- Born: Edward Samuel Childs 26 December 1934 (age 91) Hackney, London, England
- Occupations: Television producer, screenwriter, and director

= Ted Childs =

British television producer, screenwriter, and director

Ted Childs is a British television producer, screenwriter, and director.

==Career==
Childs commenced training as a programme director with ABC Weekend TV in 1962. He went on to produce and direct a wide variety of factual programmes and documentary films, including episodes of This Week, the then ITV current affairs flagship, and also contributed to the acclaimed series The World at War.

He was one of the founders of Euston Films, the film production company established by Thames Television in the early 1970s. Whilst there he produced The Sweeney, Special Branch and the Quatermass series, together with a number of theatrical and television films, as well as writing and/or directing films and series episodes for both ITV and the BBC.

In 1984, Childs was appointed Controller of Drama at Central Independent Television and, subsequently, Managing Director of Central Films. In this dual role, he acted as executive producer on an extensive range of films and series for ITV. These included Inspector Morse, Boon The Bretts, Soldier Soldier, Peak Practice, Sharpe, Cadfael, Chancer, Gone to The Dogs, Kavanagh QC and Thief Takers.

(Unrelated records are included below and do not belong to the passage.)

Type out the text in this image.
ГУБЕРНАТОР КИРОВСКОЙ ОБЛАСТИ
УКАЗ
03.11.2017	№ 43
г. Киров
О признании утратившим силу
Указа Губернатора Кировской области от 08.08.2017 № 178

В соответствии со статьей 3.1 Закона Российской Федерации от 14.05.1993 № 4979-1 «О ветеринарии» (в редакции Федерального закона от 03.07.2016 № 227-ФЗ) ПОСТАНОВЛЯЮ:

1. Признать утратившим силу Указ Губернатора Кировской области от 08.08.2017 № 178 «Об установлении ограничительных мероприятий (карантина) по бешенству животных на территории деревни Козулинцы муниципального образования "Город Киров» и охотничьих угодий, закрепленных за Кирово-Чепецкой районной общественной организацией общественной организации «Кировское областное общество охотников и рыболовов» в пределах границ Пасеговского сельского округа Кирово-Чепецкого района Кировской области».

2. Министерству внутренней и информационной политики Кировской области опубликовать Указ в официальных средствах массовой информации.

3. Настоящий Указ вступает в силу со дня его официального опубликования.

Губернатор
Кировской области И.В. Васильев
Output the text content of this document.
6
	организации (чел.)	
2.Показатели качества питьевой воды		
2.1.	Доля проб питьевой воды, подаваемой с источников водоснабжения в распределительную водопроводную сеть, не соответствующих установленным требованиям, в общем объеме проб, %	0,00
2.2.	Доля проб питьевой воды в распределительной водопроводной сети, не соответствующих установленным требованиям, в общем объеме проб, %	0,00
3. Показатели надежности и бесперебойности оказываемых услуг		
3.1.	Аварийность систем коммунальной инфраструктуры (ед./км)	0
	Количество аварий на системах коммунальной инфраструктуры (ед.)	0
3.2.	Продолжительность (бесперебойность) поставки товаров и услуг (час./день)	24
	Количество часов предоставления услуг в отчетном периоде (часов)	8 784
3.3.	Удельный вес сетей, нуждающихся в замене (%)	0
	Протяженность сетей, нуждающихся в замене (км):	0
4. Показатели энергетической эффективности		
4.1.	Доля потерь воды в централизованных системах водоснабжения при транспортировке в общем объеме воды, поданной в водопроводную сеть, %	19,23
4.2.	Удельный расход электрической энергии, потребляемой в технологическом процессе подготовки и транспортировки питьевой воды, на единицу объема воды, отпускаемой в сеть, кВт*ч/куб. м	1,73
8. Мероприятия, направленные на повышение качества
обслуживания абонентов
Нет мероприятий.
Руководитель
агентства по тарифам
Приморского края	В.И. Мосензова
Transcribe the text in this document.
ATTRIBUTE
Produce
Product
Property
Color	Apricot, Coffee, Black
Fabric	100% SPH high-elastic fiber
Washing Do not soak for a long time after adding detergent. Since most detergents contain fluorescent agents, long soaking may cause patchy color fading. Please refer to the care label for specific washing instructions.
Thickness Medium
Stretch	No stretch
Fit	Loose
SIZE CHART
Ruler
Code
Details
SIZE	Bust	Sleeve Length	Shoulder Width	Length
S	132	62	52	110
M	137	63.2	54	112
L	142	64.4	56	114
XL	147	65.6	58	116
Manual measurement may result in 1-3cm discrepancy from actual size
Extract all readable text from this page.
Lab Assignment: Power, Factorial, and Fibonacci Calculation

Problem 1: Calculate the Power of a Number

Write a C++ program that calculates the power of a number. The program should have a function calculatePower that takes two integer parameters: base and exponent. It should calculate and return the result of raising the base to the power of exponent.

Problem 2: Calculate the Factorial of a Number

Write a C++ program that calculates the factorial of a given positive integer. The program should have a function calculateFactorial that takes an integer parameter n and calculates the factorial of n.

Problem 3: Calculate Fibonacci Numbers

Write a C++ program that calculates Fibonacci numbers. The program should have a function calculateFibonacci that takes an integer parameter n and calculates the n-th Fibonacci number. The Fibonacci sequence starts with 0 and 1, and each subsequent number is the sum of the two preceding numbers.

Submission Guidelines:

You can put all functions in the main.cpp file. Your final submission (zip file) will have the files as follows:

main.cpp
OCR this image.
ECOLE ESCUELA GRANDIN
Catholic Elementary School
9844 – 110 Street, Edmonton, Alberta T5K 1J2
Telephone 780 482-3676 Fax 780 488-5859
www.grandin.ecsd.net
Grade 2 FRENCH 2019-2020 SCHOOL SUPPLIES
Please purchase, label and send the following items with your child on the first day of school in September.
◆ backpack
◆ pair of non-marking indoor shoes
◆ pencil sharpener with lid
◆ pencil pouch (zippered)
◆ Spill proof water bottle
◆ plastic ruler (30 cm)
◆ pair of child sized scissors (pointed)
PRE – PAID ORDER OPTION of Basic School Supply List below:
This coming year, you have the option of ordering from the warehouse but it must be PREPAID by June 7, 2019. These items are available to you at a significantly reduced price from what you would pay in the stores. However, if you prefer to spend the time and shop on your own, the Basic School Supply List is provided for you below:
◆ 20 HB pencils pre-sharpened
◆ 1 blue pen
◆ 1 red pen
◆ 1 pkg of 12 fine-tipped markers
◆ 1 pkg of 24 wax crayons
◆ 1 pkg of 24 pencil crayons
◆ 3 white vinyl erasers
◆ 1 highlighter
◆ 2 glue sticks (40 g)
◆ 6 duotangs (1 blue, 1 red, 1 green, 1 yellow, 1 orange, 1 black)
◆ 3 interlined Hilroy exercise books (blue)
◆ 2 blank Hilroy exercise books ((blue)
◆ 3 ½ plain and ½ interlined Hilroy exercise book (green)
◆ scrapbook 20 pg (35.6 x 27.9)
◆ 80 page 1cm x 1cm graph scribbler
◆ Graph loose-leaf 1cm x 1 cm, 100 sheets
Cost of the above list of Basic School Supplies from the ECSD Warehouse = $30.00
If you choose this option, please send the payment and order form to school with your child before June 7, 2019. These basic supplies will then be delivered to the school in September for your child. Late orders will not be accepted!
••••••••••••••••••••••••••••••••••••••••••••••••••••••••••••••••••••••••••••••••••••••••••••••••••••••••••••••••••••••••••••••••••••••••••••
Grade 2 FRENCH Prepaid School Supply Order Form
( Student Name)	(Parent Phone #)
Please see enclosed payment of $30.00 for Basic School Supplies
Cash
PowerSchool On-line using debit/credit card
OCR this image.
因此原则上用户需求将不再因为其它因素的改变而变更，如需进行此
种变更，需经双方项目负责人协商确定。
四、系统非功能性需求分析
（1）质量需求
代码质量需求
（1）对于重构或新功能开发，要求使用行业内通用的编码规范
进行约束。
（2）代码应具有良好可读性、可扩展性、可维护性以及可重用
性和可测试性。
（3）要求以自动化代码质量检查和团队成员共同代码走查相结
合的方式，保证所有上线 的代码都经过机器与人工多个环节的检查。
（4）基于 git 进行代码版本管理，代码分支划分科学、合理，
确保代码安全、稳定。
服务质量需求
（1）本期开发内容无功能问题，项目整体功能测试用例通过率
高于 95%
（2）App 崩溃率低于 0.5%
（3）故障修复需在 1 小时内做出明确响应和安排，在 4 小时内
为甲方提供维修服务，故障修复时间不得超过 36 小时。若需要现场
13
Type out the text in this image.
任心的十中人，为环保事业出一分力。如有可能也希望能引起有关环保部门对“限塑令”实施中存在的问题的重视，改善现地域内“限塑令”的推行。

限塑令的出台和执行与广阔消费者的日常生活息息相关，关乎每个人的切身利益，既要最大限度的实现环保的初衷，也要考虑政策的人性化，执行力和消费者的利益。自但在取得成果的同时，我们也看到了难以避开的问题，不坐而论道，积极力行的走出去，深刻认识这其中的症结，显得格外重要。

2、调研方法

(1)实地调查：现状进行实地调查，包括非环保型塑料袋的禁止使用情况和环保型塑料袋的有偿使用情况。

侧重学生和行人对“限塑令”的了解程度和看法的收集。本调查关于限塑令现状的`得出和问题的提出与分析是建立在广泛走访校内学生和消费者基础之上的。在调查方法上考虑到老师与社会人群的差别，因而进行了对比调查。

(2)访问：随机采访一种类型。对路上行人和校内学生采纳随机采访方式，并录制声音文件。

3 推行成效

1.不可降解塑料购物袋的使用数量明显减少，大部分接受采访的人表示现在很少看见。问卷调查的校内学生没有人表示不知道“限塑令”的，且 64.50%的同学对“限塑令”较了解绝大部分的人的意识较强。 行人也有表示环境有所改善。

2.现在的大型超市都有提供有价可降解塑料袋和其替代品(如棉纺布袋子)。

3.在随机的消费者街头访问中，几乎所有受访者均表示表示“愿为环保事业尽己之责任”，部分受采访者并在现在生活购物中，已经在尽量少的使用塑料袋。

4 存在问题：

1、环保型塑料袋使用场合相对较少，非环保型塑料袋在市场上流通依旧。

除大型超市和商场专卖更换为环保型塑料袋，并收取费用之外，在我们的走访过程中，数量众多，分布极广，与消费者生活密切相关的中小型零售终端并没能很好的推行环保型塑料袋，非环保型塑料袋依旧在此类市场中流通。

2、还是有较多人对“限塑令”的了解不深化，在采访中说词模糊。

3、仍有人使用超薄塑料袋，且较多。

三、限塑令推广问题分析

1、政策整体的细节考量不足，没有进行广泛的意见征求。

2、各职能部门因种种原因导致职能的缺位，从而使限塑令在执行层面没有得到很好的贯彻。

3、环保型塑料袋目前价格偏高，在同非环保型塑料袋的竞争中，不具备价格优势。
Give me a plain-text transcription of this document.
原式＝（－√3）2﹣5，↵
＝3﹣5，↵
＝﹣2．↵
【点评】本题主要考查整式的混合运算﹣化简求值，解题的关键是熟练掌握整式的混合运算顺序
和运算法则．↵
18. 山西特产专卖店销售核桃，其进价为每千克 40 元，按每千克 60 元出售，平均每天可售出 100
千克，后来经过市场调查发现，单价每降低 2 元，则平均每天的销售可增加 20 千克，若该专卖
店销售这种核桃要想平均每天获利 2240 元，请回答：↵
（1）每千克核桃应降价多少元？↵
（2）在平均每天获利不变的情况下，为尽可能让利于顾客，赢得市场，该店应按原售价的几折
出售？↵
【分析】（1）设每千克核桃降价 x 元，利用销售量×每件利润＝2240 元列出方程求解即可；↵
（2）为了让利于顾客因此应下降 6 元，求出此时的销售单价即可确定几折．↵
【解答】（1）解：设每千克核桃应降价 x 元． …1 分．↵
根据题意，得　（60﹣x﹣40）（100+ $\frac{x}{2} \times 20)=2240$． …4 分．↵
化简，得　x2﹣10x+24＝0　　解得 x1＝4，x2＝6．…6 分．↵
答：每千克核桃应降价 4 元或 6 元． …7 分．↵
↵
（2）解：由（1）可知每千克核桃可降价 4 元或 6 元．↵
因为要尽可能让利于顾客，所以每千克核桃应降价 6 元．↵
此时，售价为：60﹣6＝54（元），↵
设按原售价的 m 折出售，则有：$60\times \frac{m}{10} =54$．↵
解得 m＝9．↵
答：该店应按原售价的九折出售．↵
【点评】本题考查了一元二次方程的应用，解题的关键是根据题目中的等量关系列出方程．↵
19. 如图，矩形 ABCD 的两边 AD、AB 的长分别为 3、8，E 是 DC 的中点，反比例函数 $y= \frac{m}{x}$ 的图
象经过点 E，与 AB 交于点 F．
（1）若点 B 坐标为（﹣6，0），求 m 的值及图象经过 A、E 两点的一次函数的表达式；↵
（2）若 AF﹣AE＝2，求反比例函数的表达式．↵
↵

Following the acquisition of Central Television by Carlton Communications, Childs opted to assume a freelance role. He continued to write and develop new television drama and films as an executive producer. As such, he was responsible for the series Heat of the Sun, the Inspector Morse episode The Wench Is Dead, the television films Into the Blue, Goodnight Mister Tom and The Waiting Time, together with a Kavanagh QC film special, the Monsignor Renard series, and The Remorseful Day, the final episode of Inspector Morse. From 2004 to 2005 he was responsible for developing The Brief, a legal series, on which he acted as executive producer on two series. He also acted as executive producer on Lewis, a spin-off series from Inspector Morse.

In October 2012 Ted Childs was the very special guest at a 43tv Retro TV Sweeney Meet in Twickenham, where he gave a lunchtime talk about his career in TV & Film and also answered questions from members of 43tv.

==Awards==
In 1991, The Production Guild honoured Childs with its annual Award of Merit, and he was elected a Fellow of the Royal Television Society. He was Chairman of the British Academy of Film and Television Arts (BAFTA) in 1994 and 1995. He received the RTS Award for outstanding creative contribution to British Television in 1995. In the same year he was awarded the RTS Baird Medal for outstanding contribution to British regional television. In the 1997 New Year's Honours List, he was made an OBE for services to broadcast television. Also, in 1997, he was elected an Honorary Fellow of the Moving Image Society (formerly the British Kinematograph and Television Society.) In May 1998, he received BAFTA's Alan Clarke award for outstanding creative contribution to television. In 2000, he received the Broadcasting Press Guild's Harvey Lee Award for outstanding contribution to broadcasting.

In July 2015, the University of Nottingham awarded him the honorary degree of Doctor of Letters.